Anyway I kept getting distracted by these issues so I never got completely immersed in the book. I like Jordan, she wasn’t perfect, sometimes judged other girls too quickly, but her relationships with the guys on the team were fun and genuine. The QB competitor and love interest, Ty, was a little two dimensional, but I liked that the author painted a realistic look at what high school dating is like (even when it isn’t what we want it to be). Jordan’s relationship with her best friend Sam was much more fleshed out and interesting.
Overall it was fun, entertaining, and quick read. And I liked it enough to follow up with the companion Stealing Parker.
My RatingEnjoyability – 3 out of 5
Relationships – 2.5 out of 5
Writing – 3 out of 5
Entertaining in the moment, but pretty forgettable. I don’t even really see myself rereading it.
My Thoughts on Stealing Parker
I found Stealing Parker to be much easier to lose myself in because I bought the premise. Parker’s mom left their family for another woman. Parker lost all but one of her “friends” at the same time, basically cause they were stereotypical judge-y church friends. One of whom spread rumors that Parker was gay too. So Parker quit softball (which she LOVED), dropped some weight and started to fool around with boys to prove the rumors wrong. Too make matters worse Parker’s father won’t admit that maybe the church they attend is a problem and continues to attend and insist Parker attend.

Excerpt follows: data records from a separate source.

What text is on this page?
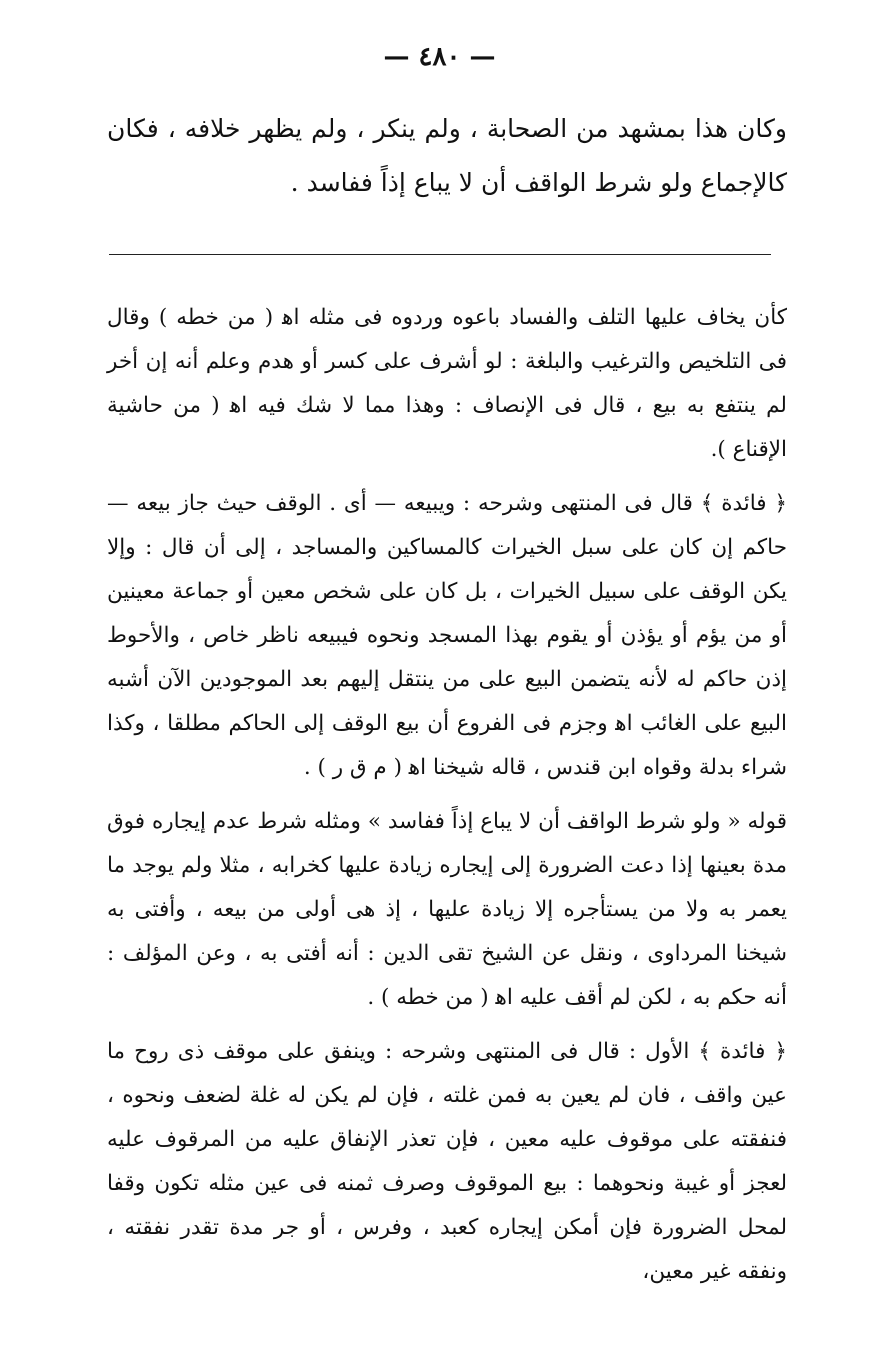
— ٤٨٠ —
وكان هذا بمشهد من الصحابة ، ولم ينكر ، ولم يظهر خلافه ، فكان كالإجماع ولو شرط الواقف أن لا يباع إذاً ففاسد .

كأن يخاف عليها التلف والفساد باعوه وردوه فى مثله اﻫ ( من خطه ) وقال فى التلخيص والترغيب والبلغة : لو أشرف على كسر أو هدم وعلم أنه إن أخر لم ينتفع به بيع ، قال فى الإنصاف : وهذا مما لا شك فيه اﻫ ( من حاشية الإقناع ).

﴿ فائدة ﴾ قال فى المنتهى وشرحه : ويبيعه — أى . الوقف حيث جاز بيعه — حاكم إن كان على سبل الخيرات كالمساكين والمساجد ، إلى أن قال : وإلا يكن الوقف على سبيل الخيرات ، بل كان على شخص معين أو جماعة معينين أو من يؤم أو يؤذن أو يقوم بهذا المسجد ونحوه فيبيعه ناظر خاص ، والأحوط إذن حاكم له لأنه يتضمن البيع على من ينتقل إليهم بعد الموجودين الآن أشبه البيع على الغائب اﻫ وجزم فى الفروع أن بيع الوقف إلى الحاكم مطلقا ، وكذا شراء بدلة وقواه ابن قندس ، قاله شيخنا اﻫ ( م ق ر ) .

قوله « ولو شرط الواقف أن لا يباع إذاً ففاسد » ومثله شرط عدم إيجاره فوق مدة بعينها إذا دعت الضرورة إلى إيجاره زيادة عليها كخرابه ، مثلا ولم يوجد ما يعمر به ولا من يستأجره إلا زيادة عليها ، إذ هى أولى من بيعه ، وأفتى به شيخنا المرداوى ، ونقل عن الشيخ تقى الدين : أنه أفتى به ، وعن المؤلف : أنه حكم به ، لكن لم أقف عليه اﻫ ( من خطه ) .

﴿ فائدة ﴾ الأول : قال فى المنتهى وشرحه : وينفق على موقف ذى روح ما عين واقف ، فان لم يعين به فمن غلته ، فإن لم يكن له غلة لضعف ونحوه ، فنفقته على موقوف عليه معين ، فإن تعذر الإنفاق عليه من المرقوف عليه لعجز أو غيبة ونحوهما : بيع الموقوف وصرف ثمنه فى عين مثله تكون وقفا لمحل الضرورة فإن أمكن إيجاره كعبد ، وفرس ، أو جر مدة تقدر نفقته ، ونفقه غير معين،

I felt like the author did a great job of giving Parker depth. You understood why she was doing things even though doing them made her feel worse. Unlike quite a few TV shows I could name, Kenneally doesn’t glamorize the relationship with the adult coach. The best years of his life were clearly high school and he doesn’t know how to grow up. I did feel like Stealing Parker followed a similar script as Catching Jordan. I knew which guy Parker would end up with about 10 pgs in.
Again it was fun, entertaining, and quick to read. The author has 4 more companion books in this series, 2 of which come out this year. I may try one more.
Enjoyability – 3.5 out of 5
Relationships – 3 out of 5
Writing – 3 out of 5Entertaining in the moment, but pretty forgettable. I can see myself rereading when I need something light.